西琳左看一眼,右看一眼,将手中冒着热气的药放在桌上:“药得趁热喝。”
然后便关门而去。
血腥气充斥着整个屋子,乌玉胜厌恶地脱下外袍扔在地上,洗去手上脸上的血污后,才端起桌上的药,靠近朱辞秋,努力忍住恶劣的语气,轻声开口:“殿下,先喝药。”
朱辞秋冷眸,抬头盯着乌玉胜:“为何要阻我与乌玉阙相谈。”
“殿下,先喝药。听话。”
“说!”
“朱辞秋!”乌玉胜直起身,拇指紧紧扣着碗,碗中的药因着他的动作而左右摇晃。
两人四目相对,却没有下午时那般情意缠绵。
忽然,乌玉胜端起碗,将药一饮而尽。他迅速俯身,单手按住朱辞秋的肩膀,另一只手托住她的下巴,在她猝不及防时,满是涩苦药味的柔软的嘴唇触碰到她冰冷的唇。

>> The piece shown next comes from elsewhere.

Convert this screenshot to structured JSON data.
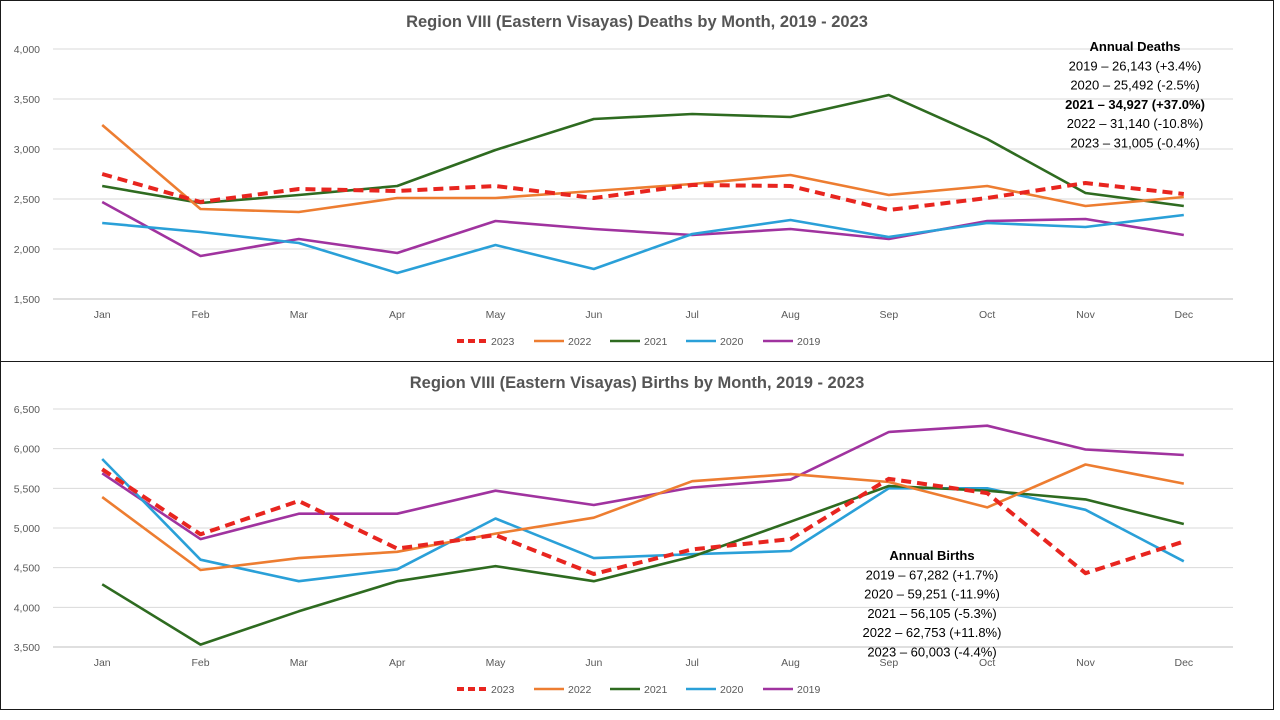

朱辞秋不可置信地瞪大双眼,双手抵住乌玉胜的坚硬的胸膛,阻止他的更近一步。可乌玉胜力气之大,在她错愕之时,乌玉胜撬开她紧闭的唇齿,温热苦涩的药自他口中渡向她口中。
她挣扎着,口中的药顺着嘴角滑落,留下一道浅浅的痕迹。乌玉胜却愈发恶劣,在她唇齿间掠夺扫荡,不放过任何一个角落,她被这个恶劣霸道的充满药味的亲吻,吻得喘不过气。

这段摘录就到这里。